# Optical Forums > Optical and Ophthalmic Equipment >  nidek santinelli le 700

## chronometre

Hi There,
wondering if anyone seasoned has had the nidek LE 700 unit for extended period and can provide thoughts on the machine?  i am looking at the unit and wondering how it stacks up against an LE 1200.  the only difference I see is the ability to modify pattern shape?  

is the edging and blocking both very accurate?  thank you so much in advance for all the user opinions!

C

----------


## chronometre

the small foot print and ease of use is a huge draw for me in addition to the price!

----------


## Stephen Santinelli

Hi C, Just a note of correction both machines can change the shape of the lens. The 700's process may actually be a bit easier to use. Best, Stephen

----------


## chronometre

> Hi C, Just a note of correction both machines can change the shape of the lens. The 700's process may actually be a bit easier to use.
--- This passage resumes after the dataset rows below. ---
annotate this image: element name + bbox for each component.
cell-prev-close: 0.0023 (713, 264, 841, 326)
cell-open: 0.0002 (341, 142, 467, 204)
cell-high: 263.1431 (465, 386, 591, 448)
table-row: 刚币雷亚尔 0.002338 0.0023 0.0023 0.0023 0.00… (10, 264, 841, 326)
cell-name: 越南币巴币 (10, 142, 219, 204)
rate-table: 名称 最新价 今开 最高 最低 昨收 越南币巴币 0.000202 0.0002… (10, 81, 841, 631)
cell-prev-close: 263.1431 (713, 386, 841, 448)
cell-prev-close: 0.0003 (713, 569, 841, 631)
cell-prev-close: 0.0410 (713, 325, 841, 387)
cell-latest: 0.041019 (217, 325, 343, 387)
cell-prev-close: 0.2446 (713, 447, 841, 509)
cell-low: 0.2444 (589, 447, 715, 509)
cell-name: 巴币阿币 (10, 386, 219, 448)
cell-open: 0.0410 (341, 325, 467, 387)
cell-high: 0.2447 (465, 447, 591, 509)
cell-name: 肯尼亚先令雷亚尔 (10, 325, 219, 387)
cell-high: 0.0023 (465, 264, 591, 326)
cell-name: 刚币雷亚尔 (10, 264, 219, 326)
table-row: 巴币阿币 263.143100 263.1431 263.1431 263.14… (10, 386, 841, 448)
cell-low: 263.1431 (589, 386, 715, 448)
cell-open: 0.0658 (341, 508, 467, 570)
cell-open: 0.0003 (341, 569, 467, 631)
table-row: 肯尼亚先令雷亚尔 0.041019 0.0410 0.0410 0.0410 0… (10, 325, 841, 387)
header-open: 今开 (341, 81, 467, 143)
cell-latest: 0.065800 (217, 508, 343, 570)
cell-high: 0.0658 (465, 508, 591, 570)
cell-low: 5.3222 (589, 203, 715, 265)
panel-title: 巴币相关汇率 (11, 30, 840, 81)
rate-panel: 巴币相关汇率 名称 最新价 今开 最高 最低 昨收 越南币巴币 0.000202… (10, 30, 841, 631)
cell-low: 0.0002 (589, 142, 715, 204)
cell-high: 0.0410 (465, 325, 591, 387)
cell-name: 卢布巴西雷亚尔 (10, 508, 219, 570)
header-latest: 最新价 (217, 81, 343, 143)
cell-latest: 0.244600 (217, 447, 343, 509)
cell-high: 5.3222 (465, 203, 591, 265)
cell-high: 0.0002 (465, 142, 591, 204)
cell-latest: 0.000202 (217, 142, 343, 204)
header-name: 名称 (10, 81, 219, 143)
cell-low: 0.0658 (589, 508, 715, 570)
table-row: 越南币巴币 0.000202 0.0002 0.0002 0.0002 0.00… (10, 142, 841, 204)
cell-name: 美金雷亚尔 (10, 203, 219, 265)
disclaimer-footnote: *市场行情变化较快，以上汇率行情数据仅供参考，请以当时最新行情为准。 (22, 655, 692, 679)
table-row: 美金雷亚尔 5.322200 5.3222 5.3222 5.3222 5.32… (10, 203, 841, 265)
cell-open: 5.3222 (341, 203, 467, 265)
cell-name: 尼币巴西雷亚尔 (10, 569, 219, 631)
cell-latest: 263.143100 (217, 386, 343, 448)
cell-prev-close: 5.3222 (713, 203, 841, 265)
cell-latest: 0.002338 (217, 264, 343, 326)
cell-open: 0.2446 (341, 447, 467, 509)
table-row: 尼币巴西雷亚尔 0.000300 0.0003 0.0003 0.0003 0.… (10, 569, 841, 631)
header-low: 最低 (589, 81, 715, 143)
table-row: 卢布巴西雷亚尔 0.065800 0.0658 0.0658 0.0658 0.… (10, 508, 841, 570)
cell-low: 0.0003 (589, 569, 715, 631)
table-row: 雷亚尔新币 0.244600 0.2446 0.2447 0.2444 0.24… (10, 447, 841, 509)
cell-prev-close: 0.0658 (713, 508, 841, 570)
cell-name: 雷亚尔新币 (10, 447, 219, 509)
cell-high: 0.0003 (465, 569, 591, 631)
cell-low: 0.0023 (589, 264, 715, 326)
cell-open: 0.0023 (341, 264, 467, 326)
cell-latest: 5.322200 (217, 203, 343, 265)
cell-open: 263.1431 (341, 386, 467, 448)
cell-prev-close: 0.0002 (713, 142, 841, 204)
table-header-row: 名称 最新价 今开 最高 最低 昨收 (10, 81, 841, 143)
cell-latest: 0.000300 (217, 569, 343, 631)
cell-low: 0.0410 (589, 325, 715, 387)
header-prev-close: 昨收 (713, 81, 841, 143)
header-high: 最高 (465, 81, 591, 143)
Best, Stephen


is the quality of the cut different for full frame pieces?  i know its probably faster in the cut with the higher end model. and no drill for drill mount - but is there any other differences in performance and longevity?

thank you for chiming in Stephen!!

----------


## EyeTrek

If anyone on here has used the LE-700, I would also love to hear your thoughts on it.

----------